Il allait gagner la rive du marécage, quand il s’immobilisa soudain. Là-bas, plusieurs pirogues – trois exactement – qu’il n’avait pas aperçues tout d’abord, glissaient entre les plantes aquatiques. Chacune de ces pirogues était montée par un homme armé d’une gaffe et qui semblait inspecter les alentours avec attention, Avec trop d’attention même au goût de Morane. « M’étonnerait pas outre mesure s’il s’agissait là des anges gardiens de l’Ombre Jaune, songea-t-il. » Il sourit et murmura :
— Pourtant, je connais le moyen de passer, malgré leur présence. Un petit tour d’escamotage, et tout sera dit…
À plat ventre, il se coula jusqu’au marécage et, à l’aide de son canif, coupa une tige de roseau. Toujours rampant, il regagna alors l’abri des sycomores. Là, il tailla son roseau en un tronçon long de cinquante centimètres environ. Avec un bout de fil de fer trouvé dans le coffre de la voiture, il entreprit alors de percer les cloisons nodales de la tige afin d’obtenir un tube creux sur toute sa longueur.
Embouchant le roseau, Morane y souffla comme dans une sarbacane, puis il aspira. Quand il se rendit compte que l’air passait librement, il sourit à nouveau.
— Me voilà équipé pour entamer la première partie de mon programme, dit-il à mi-voix.

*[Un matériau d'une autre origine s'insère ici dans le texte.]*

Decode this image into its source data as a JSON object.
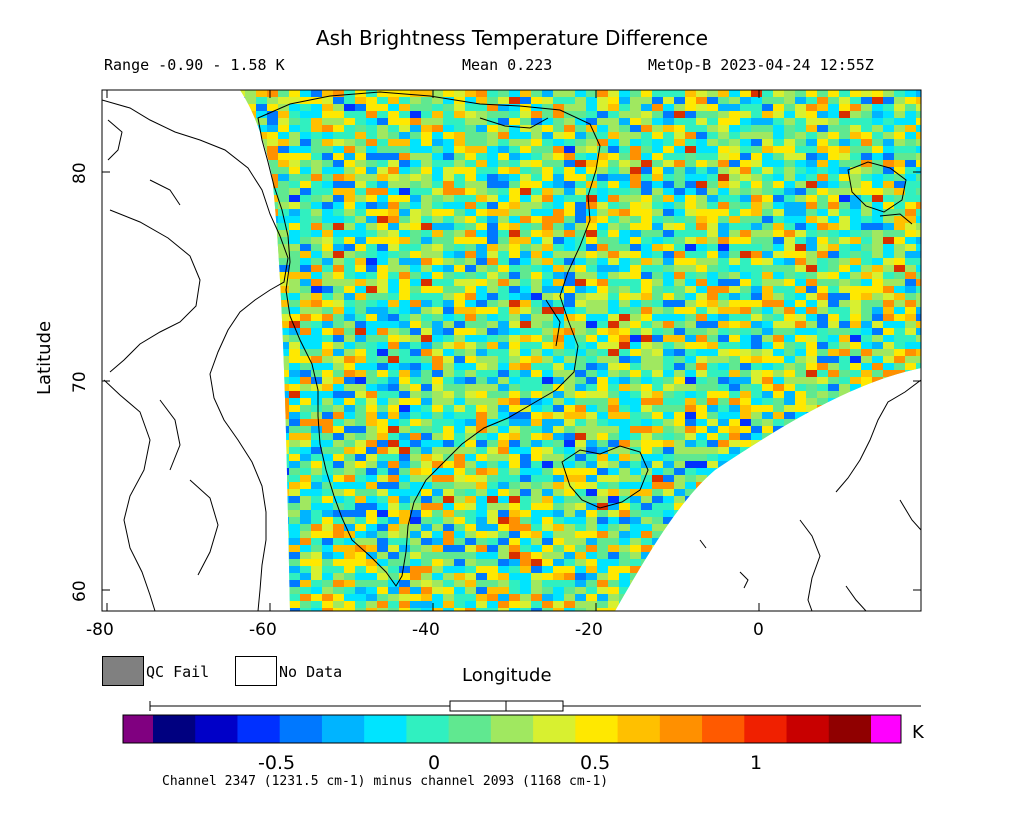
{
  "header": {
    "title": "Ash Brightness Temperature Difference",
    "range": "Range -0.90 - 1.58 K",
    "mean": "Mean 0.223",
    "satellite": "MetOp-B 2023-04-24 12:55Z"
  },
  "axes": {
    "ylabel": "Latitude",
    "xlabel": "Longitude",
    "y_ticks": [
      "60",
      "70",
      "80"
    ],
    "x_ticks": [
      "-80",
      "-60",
      "-40",
      "-20",
      "0"
    ]
  },
  "legend": {
    "qc_fail": "QC Fail",
    "no_data": "No Data",
    "qc_color": "#808080"
  },
  "colorbar": {
    "ticks": [
      "-0.5",
      "0",
      "0.5",
      "1"
    ],
    "unit": "K",
    "colors": [
      "#800080",
      "#000080",
      "#0000c8",
      "#0030ff",
      "#0078ff",
      "#00b4ff",
      "#00e4ff",
      "#30f0c0",
      "#60e890",
      "#a0e860",
      "#d8f030",
      "#ffe800",
      "#ffc000",
      "#ff9000",
      "#ff5a00",
      "#f02000",
      "#c80000",
      "#900000",
      "#ff00ff"
    ]
  },
  "footer": "Channel 2347 (1231.5 cm-1) minus channel 2093 (1168 cm-1)"
}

Après s’être assuré que son automatique se trouvait toujours bien où il l’avait placé, dans la poche intérieure de sa veste, enveloppé dans l’étui de plastique, il rampa à nouveau jusqu’au marécage et là, étendu entre les roseaux, surveilla les pirogues. Les hommes qui les montaient ne semblaient pas vouloir se rendre d’un point précis à un autre, car les embarcations sillonnaient l’étendue palustre un peu au hasard, sans jamais toucher les rives.
« On dirait qu’ils patrouillent, pensa Morane, tout à fait comme s’ils avaient pour mission d’empêcher quiconque d’atteindre le ressaut. » Les premiers rayons de soleil passant, à l’est, par-dessus les gebel,[4] firent soudain briller les lames des longs poignards que les piroguiers portaient dans leurs ceintures. Cette fois, Bob ne douta plus qu’il s’agissait là de dacoïts chargés de protéger l’Ombre Jaune.
« Ming doit donc bien se trouver sur l’îlot, comme me l’a affirmé Tania, songea-t-il. À mon tour de jouer… »
Accroupi, il se glissa parmi les roseaux puis dans l’eau, tenant dans sa main droite le tube de roseau creusé. Il attendit que les pirogues fussent éloignées de l’endroit où il se trouvait avant de se décider à progresser davantage, la tête seule émergeant à la surface du marais.